Transformer transformer with an inner bobbin ( 28 ) and an outer bobbin ( 29 ), which are connected to each other and each with a plurality of winding grooves ( 30a - 30f ) are provided; a primary winding ( 21 . 22 ) and a plurality of secondary windings ( 23 - 27 ) wrapped around the inner and outer bobbins together; and a magnetic core attached to the inner and outer bobbins (US Pat. 31 ), characterized in that the primary winding ( 21 ) a plurality of parallel or series connected staircase windings ( 21a - 21c ), the plurality of secondary windings comprises a main secondary winding ( 23 . 24 ) for supplying energy to the main output load and an auxiliary secondary winding ( 25 - 27 ) for supplying power to the sub-output load, and the primary winding and the plurality of secondary windings are wound in the plurality of winding grooves of the inner and outer bobbins so that the primary winding and the plurality of secondary windings are arranged alternately and opposite to each other.

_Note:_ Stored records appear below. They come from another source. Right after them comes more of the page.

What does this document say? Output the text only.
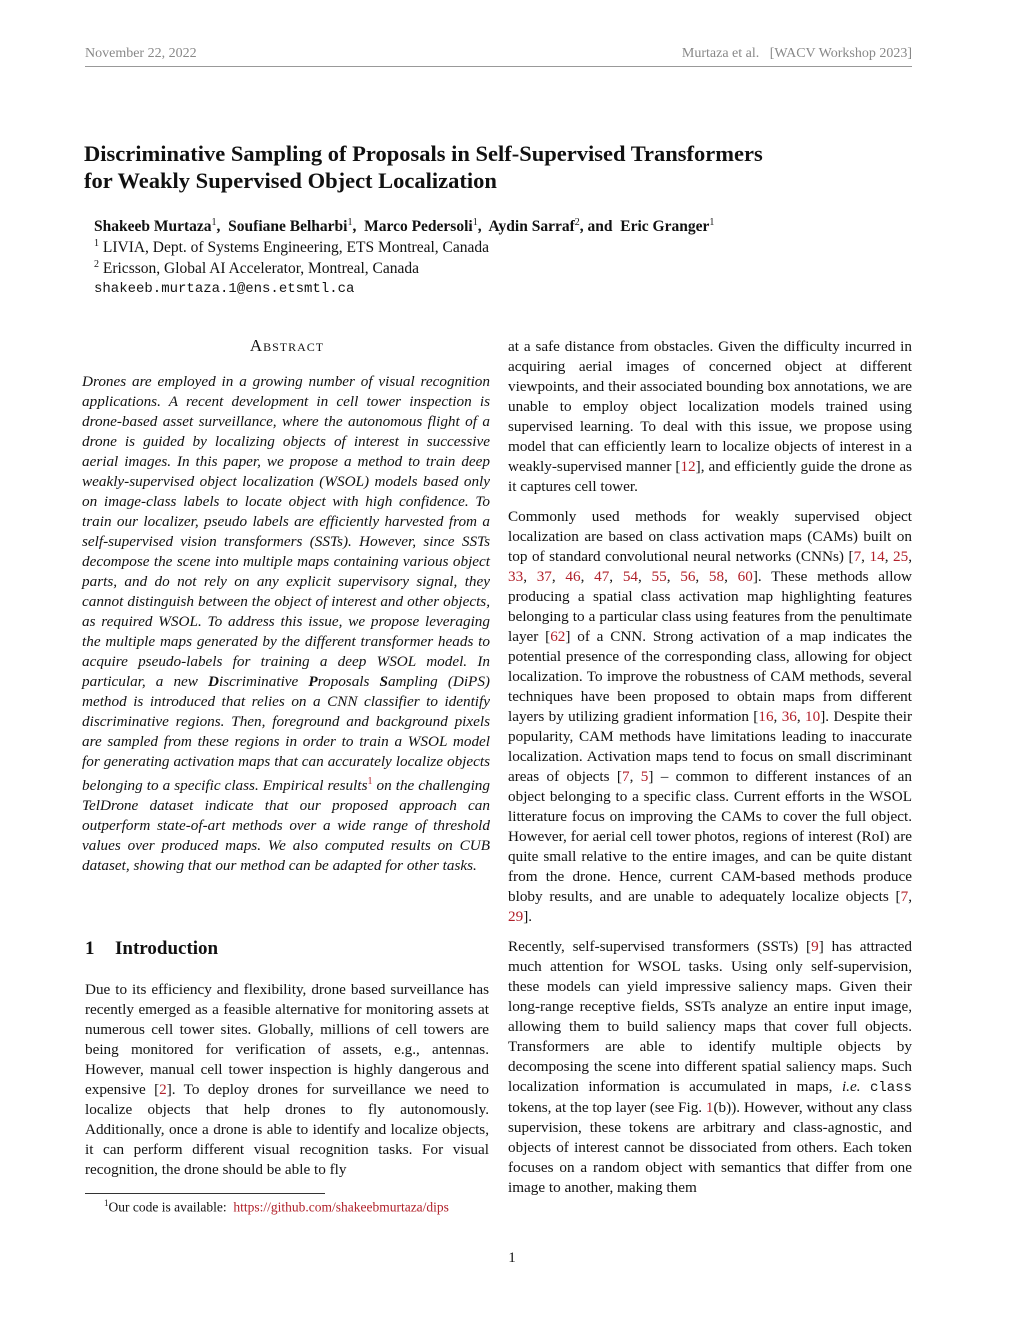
November 22, 2022	Murtaza et al.   [WACV Workshop 2023]
Discriminative Sampling of Proposals in Self-Supervised Transformers
for Weakly Supervised Object Localization
Shakeeb Murtaza$^1$,  Soufiane Belharbi$^1$,  Marco Pedersoli$^1$,  Aydin Sarraf$^2$, and  Eric Granger$^1$
$^1$ LIVIA, Dept. of Systems Engineering, ETS Montreal, Canada
$^2$ Ericsson, Global AI Accelerator, Montreal, Canada
shakeeb.murtaza.1@ens.etsmtl.ca
Abstract

Drones are employed in a growing number of visual recognition applications. A recent development in cell tower inspection is drone-based asset surveillance, where the autonomous flight of a drone is guided by localizing objects of interest in successive aerial images. In this paper, we propose a method to train deep weakly-supervised object localization (WSOL) models based only on image-class labels to locate object with high confidence. To train our localizer, pseudo labels are efficiently harvested from a self-supervised vision transformers (SSTs). However, since SSTs decompose the scene into multiple maps containing various object parts, and do not rely on any explicit supervisory signal, they cannot distinguish between the object of interest and other objects, as required WSOL. To address this issue, we propose leveraging the multiple maps generated by the different transformer heads to acquire pseudo-labels for training a deep WSOL model. In particular, a new Discriminative Proposals Sampling (DiPS) method is introduced that relies on a CNN classifier to identify discriminative regions. Then, foreground and background pixels are sampled from these regions in order to train a WSOL model for generating activation maps that can accurately localize objects belonging to a specific class. Empirical results$^1$ on the challenging TelDrone dataset indicate that our proposed approach can outperform state-of-art methods over a wide range of threshold values over produced maps. We also computed results on CUB dataset, showing that our method can be adapted for other tasks.

1 Introduction

Due to its efficiency and flexibility, drone based surveillance has recently emerged as a feasible alternative for monitoring assets at numerous cell tower sites. Globally, millions of cell towers are being monitored for verification of assets, e.g., antennas. However, manual cell tower inspection is highly dangerous and expensive [2]. To deploy drones for surveillance we need to localize objects that help drones to fly autonomously. Additionally, once a drone is able to identify and localize objects, it can perform different visual recognition tasks. For visual recognition, the drone should be able to fly

at a safe distance from obstacles. Given the difficulty incurred in acquiring aerial images of concerned object at different viewpoints, and their associated bounding box annotations, we are unable to employ object localization models trained using supervised learning. To deal with this issue, we propose using model that can efficiently learn to localize objects of interest in a weakly-supervised manner [12], and efficiently guide the drone as it captures cell tower.

Commonly used methods for weakly supervised object localization are based on class activation maps (CAMs) built on top of standard convolutional neural networks (CNNs) [7, 14, 25, 33, 37, 46, 47, 54, 55, 56, 58, 60]. These methods allow producing a spatial class activation map highlighting features belonging to a particular class using features from the penultimate layer [62] of a CNN. Strong activation of a map indicates the potential presence of the corresponding class, allowing for object localization. To improve the robustness of CAM methods, several techniques have been proposed to obtain maps from different layers by utilizing gradient information [16, 36, 10]. Despite their popularity, CAM methods have limitations leading to inaccurate localization. Activation maps tend to focus on small discriminant areas of objects [7, 5] – common to different instances of an object belonging to a specific class. Current efforts in the WSOL litterature focus on improving the CAMs to cover the full object. However, for aerial cell tower photos, regions of interest (RoI) are quite small relative to the entire images, and can be quite distant from the drone. Hence, current CAM-based methods produce bloby results, and are unable to adequately localize objects [7, 29].

Recently, self-supervised transformers (SSTs) [9] has attracted much attention for WSOL tasks. Using only self-supervision, these models can yield impressive saliency maps. Given their long-range receptive fields, SSTs analyze an entire input image, allowing them to build saliency maps that cover full objects. Transformers are able to identify multiple objects by decomposing the scene into different spatial saliency maps. Such localization information is accumulated in maps, i.e. class tokens, at the top layer (see Fig. 1(b)). However, without any class supervision, these tokens are arbitrary and class-agnostic, and objects of interest cannot be dissociated from others. Each token focuses on a random object with semantics that differ from one image to another, making them

$^1$Our code is available:  https://github.com/shakeebmurtaza/dips
1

Converter transformer according to Claim 1, characterized that the number of winding grooves of the outer bobbin the Same as that of the winding grooves of the inner bobbin. Converter transformer according to Claim 1, characterized that the number of winding grooves of the outer bobbin of which deviates from the winding grooves of the inner bobbin. Converter transformer according to Claim 1, characterized that the plurality of staircase windings and the plurality of secondary windings wrapped in the plurality of winding grooves of the inner bobbin are. Converter transformer according to Claim 1, characterized that the plurality of staircase windings and the plurality of secondary windings wrapped in the plurality of winding grooves of the outer bobbin are. Converter transformer according to Claim 1, characterized that the plurality of staircase windings and the plurality of secondary windings wrapped in the plurality of Wicklungsnuten the inner and outer bobbin are. Converter transformer according to Claim 1, characterized that an already insulated copper wire for the primary winding or the plurality of Secondary windings, which are to be wound in the winding grooves of the inner bobbin used becomes.